About midnight Paul and Silas were praying and singing hymns to God, and the other prisoners were listening to them. Suddenly there was such a violent earthquake that the foundations of the prison were shaken. At once all the prison doors flew open, and everyone’s chains came loose. The jailer woke up, and when he saw the prison doors open, he drew his sword and was about to kill himself because he thought the prisoners had escaped. But Paul shouted, “Don’t harm yourself! We are all here!” The jailer called for lights, rushed in and fell trembling before Paul and Silas. He then brought them out and asked, “Sirs, what must I do to be saved?” They replied, “Believe in the Lord Jesus, and you will be saved—you and your household.” Then they spoke the word of the Lord to him and to all the others in his house. At that hour of the night the jailer took them and washed their wounds; then immediately he and all his household were baptized. The jailer brought them into his house and set a meal before them; he was filled with joy because he had come to believe in God—he and his whole household. Acts 16:25-34
When driving around town I have seen a bumper sticker with the message: “No Good Deed Goes Unpunished”. That thought brings to mind outrageous examples of twisted accusations and legal proceedings launched to stop Jesus followers from offering the Good News and serving the needs of the oppressed.
The early part of Acts 16 describes Paul liberating a slave girl from the oppressive power of a fortune-telling demon in the name of Jesus. Because this act deprived her owners of income derived from the demon’s predictive powers, the owners launched a twisted and false accusation that Paul and Silas were leading an insurrection. The magistrates of Philippi then beat and jailed them without a trial. If that happened today, such a gross miscarriage of justice would make many of us angry!
Instead of anger rising to the surface at such evil treatment, the above passage describes Paul and Silas praying and singing after their beating and imprisonment as well as remaining in jail when it was clear God had arranged an earthquake to release them.
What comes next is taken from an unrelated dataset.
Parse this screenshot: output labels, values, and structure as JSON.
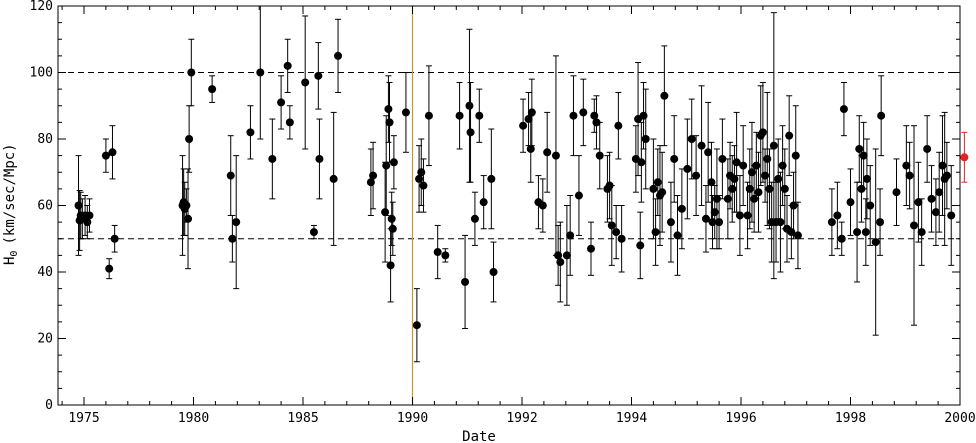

Why such counterintuitive behavior? The only explanation is Paul and Silas had learned to first seek the Holy Spirit’s guidance in every situation. Their obedience opened a supernatural path to lead their jailer and his entire household to salvation in Jesus.
Although each injustice carried out on those who follow Jesus arises from different circumstances, the Holy Spirit is faithful to guide us to fruitful purposes as we respond in the way of Jesus.
Here are a few other situations recorded in Scripture that demonstrate one or more aspects of injustice toward godly, righteous people: 1) no crime committed, 2) false charges, 3) lack of a formal trial, 4) severe punishment/death/imprisonment in spite of no legal conviction:
- The prophet Jeremiah – Jeremiah 38
- John the Baptist – Matt 14:1-14
- Jesus – The last chapters of all the Gospels
- Stephen – Acts 6:8-15 and Acts 7:54-60
- Peter and John – Acts 4:1-17
- The Apostles – Acts 5:17-42
- James and Peter – Acts 12:1-19
Pick one of these situations and meditate on both the godly response of the righteous individual and the purpose God intended through their response to injustice.